23 million euros for Wordsmith: architecture or enrollment, what is the real lever for modernization of legal?

Despite the massive adoption of digital tools in sales, HR or finance, the legal remains frequently perceived as an isolated, reactive, not very scaling counter. The law is still based on a logic of intellectual crafts. However, the company evolves in a logic of automation, fast iterations, integrated workflows. But with regard to the number of legaltech that develop on the chessboard, it is indisputable that a rocking is underway.

For Ross McNairnfounder and CEO of the Wordsmith startup, the diagnosis is that: “It is not a question of resources, but of architecture. The law continues to function as a desk service, while the company requires scalability. This declaration, resulting from the press release accompanying Wordsmith’s fundraising, sums up a paradigm shift, namely that The legal performance lever no longer lies in the addition of talents, but in the overhaul of the operating model.

The myth of overload

In many companies, lawyers are crumbling under requests, reviews of tense flow contracts, strategic purchasing validations, regulatory framing of HR projects, interpretation of internal policies … Each service needs legal, but few understand its constraints.
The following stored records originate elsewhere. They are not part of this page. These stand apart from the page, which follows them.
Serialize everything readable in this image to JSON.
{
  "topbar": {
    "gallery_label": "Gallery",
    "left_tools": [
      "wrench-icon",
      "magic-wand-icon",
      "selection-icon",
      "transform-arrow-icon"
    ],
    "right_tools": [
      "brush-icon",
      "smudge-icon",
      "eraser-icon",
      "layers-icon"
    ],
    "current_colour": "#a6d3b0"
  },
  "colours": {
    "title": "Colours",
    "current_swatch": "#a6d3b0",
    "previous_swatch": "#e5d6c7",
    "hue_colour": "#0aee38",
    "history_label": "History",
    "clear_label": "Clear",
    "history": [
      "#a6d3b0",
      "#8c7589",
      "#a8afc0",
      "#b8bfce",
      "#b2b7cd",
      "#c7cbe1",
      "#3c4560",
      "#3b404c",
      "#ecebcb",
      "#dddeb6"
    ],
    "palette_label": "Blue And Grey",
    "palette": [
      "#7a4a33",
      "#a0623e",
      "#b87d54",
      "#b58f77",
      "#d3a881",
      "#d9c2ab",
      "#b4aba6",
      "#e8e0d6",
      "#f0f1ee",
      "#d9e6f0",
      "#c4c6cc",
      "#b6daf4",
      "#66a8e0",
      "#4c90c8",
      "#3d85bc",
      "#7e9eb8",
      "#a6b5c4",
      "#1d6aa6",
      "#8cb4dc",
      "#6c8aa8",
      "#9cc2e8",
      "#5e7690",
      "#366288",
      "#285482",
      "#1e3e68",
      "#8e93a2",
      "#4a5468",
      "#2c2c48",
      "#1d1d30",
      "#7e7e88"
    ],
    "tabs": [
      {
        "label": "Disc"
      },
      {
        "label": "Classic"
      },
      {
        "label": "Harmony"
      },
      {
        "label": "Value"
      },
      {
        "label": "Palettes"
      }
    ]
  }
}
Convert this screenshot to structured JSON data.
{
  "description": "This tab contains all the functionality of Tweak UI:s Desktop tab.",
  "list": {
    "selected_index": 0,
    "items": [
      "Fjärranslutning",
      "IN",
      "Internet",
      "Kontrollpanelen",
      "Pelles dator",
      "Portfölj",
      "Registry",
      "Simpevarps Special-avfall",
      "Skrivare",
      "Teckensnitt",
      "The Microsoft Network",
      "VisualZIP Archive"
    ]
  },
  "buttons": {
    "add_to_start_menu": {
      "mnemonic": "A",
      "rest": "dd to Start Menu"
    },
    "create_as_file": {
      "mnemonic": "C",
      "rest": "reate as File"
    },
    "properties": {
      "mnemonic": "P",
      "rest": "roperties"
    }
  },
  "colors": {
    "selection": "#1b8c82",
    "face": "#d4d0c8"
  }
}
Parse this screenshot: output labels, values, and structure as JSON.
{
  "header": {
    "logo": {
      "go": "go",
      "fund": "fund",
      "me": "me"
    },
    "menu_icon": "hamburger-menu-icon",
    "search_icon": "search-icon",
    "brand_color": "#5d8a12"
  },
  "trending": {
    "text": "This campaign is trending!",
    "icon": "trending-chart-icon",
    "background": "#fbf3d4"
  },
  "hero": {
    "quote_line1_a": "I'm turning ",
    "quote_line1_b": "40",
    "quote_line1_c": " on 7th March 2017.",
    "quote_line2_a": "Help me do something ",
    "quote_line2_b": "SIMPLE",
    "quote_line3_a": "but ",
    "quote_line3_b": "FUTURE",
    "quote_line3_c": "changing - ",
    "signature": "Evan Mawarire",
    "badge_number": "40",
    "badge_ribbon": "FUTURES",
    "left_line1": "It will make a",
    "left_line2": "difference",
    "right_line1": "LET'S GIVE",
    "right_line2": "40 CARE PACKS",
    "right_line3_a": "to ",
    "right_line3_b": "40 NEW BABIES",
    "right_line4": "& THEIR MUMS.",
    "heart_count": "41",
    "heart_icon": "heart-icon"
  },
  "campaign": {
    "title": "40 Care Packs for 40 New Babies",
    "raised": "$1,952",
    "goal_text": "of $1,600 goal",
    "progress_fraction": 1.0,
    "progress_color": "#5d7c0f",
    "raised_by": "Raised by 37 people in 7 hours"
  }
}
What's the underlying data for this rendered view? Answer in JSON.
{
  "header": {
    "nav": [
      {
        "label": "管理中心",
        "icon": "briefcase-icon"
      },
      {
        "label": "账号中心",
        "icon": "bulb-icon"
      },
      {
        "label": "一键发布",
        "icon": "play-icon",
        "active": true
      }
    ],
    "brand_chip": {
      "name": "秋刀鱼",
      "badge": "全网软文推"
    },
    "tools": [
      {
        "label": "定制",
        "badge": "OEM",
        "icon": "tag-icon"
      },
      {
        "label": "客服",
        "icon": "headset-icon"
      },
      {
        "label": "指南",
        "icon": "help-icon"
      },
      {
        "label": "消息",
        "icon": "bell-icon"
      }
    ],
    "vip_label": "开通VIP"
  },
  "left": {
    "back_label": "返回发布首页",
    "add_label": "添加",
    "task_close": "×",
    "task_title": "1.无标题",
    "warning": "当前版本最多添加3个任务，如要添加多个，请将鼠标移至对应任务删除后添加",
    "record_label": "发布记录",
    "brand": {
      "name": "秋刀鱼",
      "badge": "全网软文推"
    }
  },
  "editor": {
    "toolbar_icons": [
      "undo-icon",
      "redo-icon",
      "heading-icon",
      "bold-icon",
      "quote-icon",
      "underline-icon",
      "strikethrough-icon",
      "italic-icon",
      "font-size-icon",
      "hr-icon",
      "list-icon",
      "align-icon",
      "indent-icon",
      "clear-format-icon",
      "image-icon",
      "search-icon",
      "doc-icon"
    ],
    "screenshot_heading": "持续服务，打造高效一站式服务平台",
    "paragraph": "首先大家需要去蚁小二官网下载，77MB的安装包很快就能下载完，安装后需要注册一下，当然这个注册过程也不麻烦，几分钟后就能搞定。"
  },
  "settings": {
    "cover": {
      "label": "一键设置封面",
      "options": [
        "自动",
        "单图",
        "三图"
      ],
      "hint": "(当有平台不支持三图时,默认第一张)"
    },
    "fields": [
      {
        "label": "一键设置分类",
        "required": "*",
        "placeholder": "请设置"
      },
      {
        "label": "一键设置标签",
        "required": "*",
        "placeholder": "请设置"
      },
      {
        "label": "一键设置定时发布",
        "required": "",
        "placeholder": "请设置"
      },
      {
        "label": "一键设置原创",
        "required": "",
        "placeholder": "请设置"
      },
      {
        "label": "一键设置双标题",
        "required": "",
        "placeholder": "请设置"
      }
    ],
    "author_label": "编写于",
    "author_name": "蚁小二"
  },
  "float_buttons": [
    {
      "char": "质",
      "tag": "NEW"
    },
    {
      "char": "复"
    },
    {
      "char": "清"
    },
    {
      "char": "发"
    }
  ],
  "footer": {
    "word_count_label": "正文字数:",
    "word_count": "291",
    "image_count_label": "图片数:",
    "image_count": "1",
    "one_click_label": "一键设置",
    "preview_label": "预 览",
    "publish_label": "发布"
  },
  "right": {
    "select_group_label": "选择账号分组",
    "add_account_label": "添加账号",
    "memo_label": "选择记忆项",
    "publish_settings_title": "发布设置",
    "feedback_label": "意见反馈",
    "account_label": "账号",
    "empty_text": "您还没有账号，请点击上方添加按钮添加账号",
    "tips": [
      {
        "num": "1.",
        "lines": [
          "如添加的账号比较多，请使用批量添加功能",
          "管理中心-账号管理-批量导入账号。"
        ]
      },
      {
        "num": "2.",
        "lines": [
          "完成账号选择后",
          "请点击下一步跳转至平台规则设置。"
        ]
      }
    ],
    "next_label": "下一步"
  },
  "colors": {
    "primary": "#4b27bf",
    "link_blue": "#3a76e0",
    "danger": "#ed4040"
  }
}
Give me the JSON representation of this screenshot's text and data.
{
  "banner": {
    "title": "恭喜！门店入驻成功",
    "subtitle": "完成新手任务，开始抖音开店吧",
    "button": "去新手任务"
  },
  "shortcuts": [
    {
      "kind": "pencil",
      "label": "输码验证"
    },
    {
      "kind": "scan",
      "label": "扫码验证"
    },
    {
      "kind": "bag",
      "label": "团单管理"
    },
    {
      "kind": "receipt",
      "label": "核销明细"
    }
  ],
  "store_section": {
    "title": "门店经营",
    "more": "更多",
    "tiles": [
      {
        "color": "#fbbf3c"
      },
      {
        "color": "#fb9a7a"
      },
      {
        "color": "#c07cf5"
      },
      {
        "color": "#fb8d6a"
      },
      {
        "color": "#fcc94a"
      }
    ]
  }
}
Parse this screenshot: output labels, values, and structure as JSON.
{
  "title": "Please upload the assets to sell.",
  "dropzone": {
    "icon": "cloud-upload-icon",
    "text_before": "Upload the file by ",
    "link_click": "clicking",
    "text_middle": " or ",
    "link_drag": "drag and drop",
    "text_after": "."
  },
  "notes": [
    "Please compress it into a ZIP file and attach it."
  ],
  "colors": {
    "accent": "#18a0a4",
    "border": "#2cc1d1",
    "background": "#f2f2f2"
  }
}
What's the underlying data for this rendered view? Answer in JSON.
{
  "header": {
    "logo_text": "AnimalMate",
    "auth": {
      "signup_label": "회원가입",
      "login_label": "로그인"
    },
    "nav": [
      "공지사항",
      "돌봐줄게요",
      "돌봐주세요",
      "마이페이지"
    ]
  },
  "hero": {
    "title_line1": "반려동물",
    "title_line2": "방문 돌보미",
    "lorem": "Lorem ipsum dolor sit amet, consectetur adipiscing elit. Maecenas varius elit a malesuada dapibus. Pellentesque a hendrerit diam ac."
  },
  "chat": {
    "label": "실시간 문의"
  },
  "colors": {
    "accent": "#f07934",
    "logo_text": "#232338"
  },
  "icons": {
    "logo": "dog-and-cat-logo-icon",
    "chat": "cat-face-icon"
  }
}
The classic answer consists of strengthensometimes to outsource, often to prioritize in an emergency. But that does not settle anything because The origin of the slowdown is not human, it is systemic. As I said before, I right still rests on a logic of intellectual crafts, document by document, request by request. However, the company evolves in the speed of execution, the standardization of processes and the systematic integration of business tools

From delegation to orchestration

This is where a radical alternative comes in with the distributed architecture of the legal function. Rather than passing each decision by the “law office”, why not equip other functions With intelligent agents capable of carrying legal principles as close as possible to the action?

This is the promise of platforms like Wordsmithwhich allow lawyers toencapsulate their reasoning in IA agentscapable of rereading a contract, detecting an anomaly, annotating a clause, generating a reliable translation or answering a question of conformity … and this without the lawyer being systematically mobilized.

These agents are not content to perform repetitive tasks but embody a new way of thinking about the impact of legal as a Structuring brick of decision -making architecture of the company.

A effervescence market

This approach is part of a wider dynamic rapid modernization of internal legal functions, which become a new application field for generative AI. Gartner estimates that 50 % of the legal support tasks could be automated by 2026. But the approaches vary according to the actors.

In the United States, Harveysupported by Openai and Sequoia, develops a co -pilot for large law firms. Spellbook offers a contractual assistant embedded in Word, while Ironclad Or Lexion position themselves on the management of the life cycle of contracts.

In Europe, the landscape remains exploded. In France, Doctrine,, Softlaw,, Gino Legaltech Or Seraphin.legal cover segments ranging from regulatory monitoring to the generation of contracts. Legartis (Swiss), Robin Ai (UK) or Juro (UK) seek to standardize contractual processes with more or less verticalized AI.

Where Wordsmith is clearly differentiatedit is in his ability to Integrate AI agents at the heart of business tools : Word, Slack, Gmail, Google Docs. And especially allow lawyers to build these agents themselvesalignment with their own style of negotiation and their contractual policy.

The network effect of legal reasoning

The value of the legal does not only reside in the decision itself, but in the ability to make this decision accessible, understandable and executable by other trades. Thus a legal reasoning should not die in an email or a Word file, but must be memorized in the legal culture of the company to be reused by in artificial intelligence agents.

This principle recalls the evolution experienced by other functions with The code that is no longer limited to the engineer, thanks to the No-Code; The data which is no longer the prerogative of analysts, thanks to the on -board bi; So tomorrow, legal logic will no longer be confined to lawyers.

This model requires strong hybridization between law, engineering, UX and product. And it is here that the “Legal Engineers” become the missing link. Lawyers will not have become coders, but will be architects of the dissemination of law in business systems.

A structural transformation, not cosmetic

Establishing this architecture is not one more “feature”, nor a simple automation of the rereading of NDA, it must be engaged in a transformation of the role of legal in the companyand by ricochet, of the perception of law as a strategic lever for all the activities of the company.

Wordsmith in figures

Founded at Edinburgh by Ross McNairnformer lawyer who has become a software engineer, Wordsmith ai ltd. announced on June 3, 2025 a fundraising of $ 25 million (around 23.2 million euros) in series A, led by Ventures index. The platform allows internal legal teams to create and deploy AI agents capable of processing contracts, analyzing policies, generating legal responses and integrating into existing tools (Slack, Word, Gmail, Google Docs). Wordsmith already has groups among its customers such as Deliveroo, Trustpilot, Remote Or Virginand plans to open offices to London, New York and elsewhere in Europe. A Wordsmith Legal Enablely Academy will be launched to support the skill rise in “Legal Engineers”.